On Thursday, Prosecutor Juan Martinez laid out his closing argument for the jury, suggesting that Arias decided to kill Alexander because he was trying to break up with her and move on with his life.

Martinez argued that Arias tried to cover her tracks when she drove to Alexander’s home in Mesa, Ariz., and killed him and then lied about it for months to avoid being caught.

Friday, Nurmi dismissed Martinez’s claims. He admitted that Arias lied, but told jurors that the criminal charge was murder, not lying.

“One thing the state has done is pile on, to set up a house of cards to say Jodi is lying about everything, then knock it down,” he said.
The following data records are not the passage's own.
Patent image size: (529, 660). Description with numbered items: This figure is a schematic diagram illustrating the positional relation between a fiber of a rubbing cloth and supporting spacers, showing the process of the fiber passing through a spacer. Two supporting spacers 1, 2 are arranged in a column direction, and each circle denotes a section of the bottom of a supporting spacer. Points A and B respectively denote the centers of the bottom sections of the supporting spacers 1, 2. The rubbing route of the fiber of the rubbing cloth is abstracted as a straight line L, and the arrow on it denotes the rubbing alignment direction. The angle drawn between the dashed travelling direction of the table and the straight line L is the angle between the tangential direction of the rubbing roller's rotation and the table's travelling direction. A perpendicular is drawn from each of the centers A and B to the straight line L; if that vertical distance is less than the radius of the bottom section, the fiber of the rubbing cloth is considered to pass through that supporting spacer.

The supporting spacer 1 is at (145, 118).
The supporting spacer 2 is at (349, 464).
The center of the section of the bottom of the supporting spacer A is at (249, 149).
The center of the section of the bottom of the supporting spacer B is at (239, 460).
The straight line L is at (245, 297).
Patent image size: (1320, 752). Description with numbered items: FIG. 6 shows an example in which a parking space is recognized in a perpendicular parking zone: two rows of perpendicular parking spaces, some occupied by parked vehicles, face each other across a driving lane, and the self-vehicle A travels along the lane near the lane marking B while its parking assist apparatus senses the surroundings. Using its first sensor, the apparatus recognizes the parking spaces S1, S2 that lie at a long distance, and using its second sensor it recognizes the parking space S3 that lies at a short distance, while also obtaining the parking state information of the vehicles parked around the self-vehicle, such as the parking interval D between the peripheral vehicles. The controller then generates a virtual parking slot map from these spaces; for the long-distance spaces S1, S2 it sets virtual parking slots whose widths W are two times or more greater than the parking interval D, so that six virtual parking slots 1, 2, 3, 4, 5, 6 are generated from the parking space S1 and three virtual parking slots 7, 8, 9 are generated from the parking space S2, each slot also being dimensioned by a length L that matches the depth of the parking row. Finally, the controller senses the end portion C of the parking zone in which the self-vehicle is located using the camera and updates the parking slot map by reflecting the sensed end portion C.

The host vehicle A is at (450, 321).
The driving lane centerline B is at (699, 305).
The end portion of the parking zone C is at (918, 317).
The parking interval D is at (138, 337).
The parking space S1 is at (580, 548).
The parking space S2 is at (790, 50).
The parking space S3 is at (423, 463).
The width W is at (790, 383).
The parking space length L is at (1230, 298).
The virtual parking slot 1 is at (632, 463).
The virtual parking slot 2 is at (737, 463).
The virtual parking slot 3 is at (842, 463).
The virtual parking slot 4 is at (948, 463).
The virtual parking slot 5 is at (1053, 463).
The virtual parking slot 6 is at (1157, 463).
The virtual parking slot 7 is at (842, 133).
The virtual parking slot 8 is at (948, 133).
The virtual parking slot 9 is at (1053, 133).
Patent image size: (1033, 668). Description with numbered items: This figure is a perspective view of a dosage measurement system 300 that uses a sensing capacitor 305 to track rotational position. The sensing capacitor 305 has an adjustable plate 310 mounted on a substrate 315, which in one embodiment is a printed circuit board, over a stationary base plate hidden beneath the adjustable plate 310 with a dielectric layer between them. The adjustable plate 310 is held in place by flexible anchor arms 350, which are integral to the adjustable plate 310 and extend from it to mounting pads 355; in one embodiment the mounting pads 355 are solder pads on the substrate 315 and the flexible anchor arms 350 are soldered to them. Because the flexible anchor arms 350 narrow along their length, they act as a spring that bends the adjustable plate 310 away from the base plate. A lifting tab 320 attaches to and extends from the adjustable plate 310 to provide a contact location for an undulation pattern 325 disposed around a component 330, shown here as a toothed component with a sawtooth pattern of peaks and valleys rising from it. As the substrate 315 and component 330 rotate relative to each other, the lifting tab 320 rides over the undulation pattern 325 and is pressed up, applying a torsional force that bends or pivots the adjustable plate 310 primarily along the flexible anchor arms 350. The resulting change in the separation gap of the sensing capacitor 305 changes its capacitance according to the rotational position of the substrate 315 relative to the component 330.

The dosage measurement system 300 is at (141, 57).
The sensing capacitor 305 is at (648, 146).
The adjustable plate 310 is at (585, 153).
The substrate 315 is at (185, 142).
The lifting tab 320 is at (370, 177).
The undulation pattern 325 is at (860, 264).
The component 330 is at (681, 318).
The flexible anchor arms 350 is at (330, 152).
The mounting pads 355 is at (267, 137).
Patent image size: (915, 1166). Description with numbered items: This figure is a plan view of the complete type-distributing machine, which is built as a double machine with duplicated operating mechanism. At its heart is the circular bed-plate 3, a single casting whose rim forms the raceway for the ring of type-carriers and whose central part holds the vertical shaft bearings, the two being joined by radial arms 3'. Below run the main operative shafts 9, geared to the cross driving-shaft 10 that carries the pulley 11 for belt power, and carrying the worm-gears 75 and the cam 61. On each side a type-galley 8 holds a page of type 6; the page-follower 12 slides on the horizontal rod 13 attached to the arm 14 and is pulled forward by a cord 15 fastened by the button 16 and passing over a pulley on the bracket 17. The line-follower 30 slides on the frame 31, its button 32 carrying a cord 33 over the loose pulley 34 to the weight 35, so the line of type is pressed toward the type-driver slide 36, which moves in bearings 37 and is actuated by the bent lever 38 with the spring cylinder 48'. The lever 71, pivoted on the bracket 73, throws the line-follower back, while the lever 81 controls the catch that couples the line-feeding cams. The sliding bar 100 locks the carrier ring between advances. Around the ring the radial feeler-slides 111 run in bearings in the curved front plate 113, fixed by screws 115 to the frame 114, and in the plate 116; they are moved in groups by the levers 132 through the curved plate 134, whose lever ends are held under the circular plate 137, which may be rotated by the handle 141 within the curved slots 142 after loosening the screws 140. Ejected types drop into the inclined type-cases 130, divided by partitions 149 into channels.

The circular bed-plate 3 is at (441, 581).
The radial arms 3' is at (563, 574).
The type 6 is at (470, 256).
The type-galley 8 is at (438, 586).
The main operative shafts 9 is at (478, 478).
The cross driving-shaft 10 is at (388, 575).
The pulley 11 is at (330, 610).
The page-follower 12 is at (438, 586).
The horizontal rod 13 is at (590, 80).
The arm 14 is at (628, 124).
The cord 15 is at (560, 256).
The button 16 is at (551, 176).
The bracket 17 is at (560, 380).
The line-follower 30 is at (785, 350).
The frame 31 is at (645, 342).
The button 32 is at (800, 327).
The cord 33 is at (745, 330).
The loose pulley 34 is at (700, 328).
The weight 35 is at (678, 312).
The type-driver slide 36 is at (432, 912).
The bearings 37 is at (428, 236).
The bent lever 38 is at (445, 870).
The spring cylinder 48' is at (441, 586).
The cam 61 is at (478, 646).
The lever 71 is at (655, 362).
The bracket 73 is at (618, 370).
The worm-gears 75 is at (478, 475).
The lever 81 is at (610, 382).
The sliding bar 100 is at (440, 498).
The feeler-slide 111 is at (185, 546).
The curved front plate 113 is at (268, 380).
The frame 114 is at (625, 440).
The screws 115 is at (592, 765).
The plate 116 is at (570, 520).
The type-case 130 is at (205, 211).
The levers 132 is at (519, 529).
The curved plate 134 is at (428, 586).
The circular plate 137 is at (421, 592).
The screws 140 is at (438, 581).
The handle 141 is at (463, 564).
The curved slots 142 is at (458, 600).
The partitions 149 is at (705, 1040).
“Did she lie? Of course she did, but that’s not in your verdict instructions. The crime is premeditated murder,” he said.

Nurmi focused his argument on discrediting what Martinez called her “covert mission” to kill Alexander.

The prosecution has alleged that Arias staged a break-in at her grandparents’ home to steal their gun and use it to shoot Alexander. But Nurmi asked the jury why Arias wouldn’t have simply gone into the cabinet and taken the gun without her grandparents ever realizing it.

He pointed out that Arias left an obvious paper trail on her trip to Mesa, with a car rental that required her license and credit card information, money transfers between banks, and stops to visit people along the way.

“Keep in mind the state conceded yesterday that Jodi Arias is a smart woman. Is that behavior consistent with a smart woman who is planning this covert mission to go to Mesa and kill Travis Alexander?”

Similarly, he pointed out at a half-dozen times that Arias could have killed Alexander easily when she arrived at his home, when she walked in and he was seated at the computer with his back to her, or in the shower when he posed looking away from her.

“Wouldn’t you think if somebody was on this covert mission, they’ve done all these things to prepare themselves for the moment in time when she could kill Travis Alexander, does she shoot him right then and there?” Nurmi asked. “She had the gun and she had the knife. Why wouldn’t she do that?”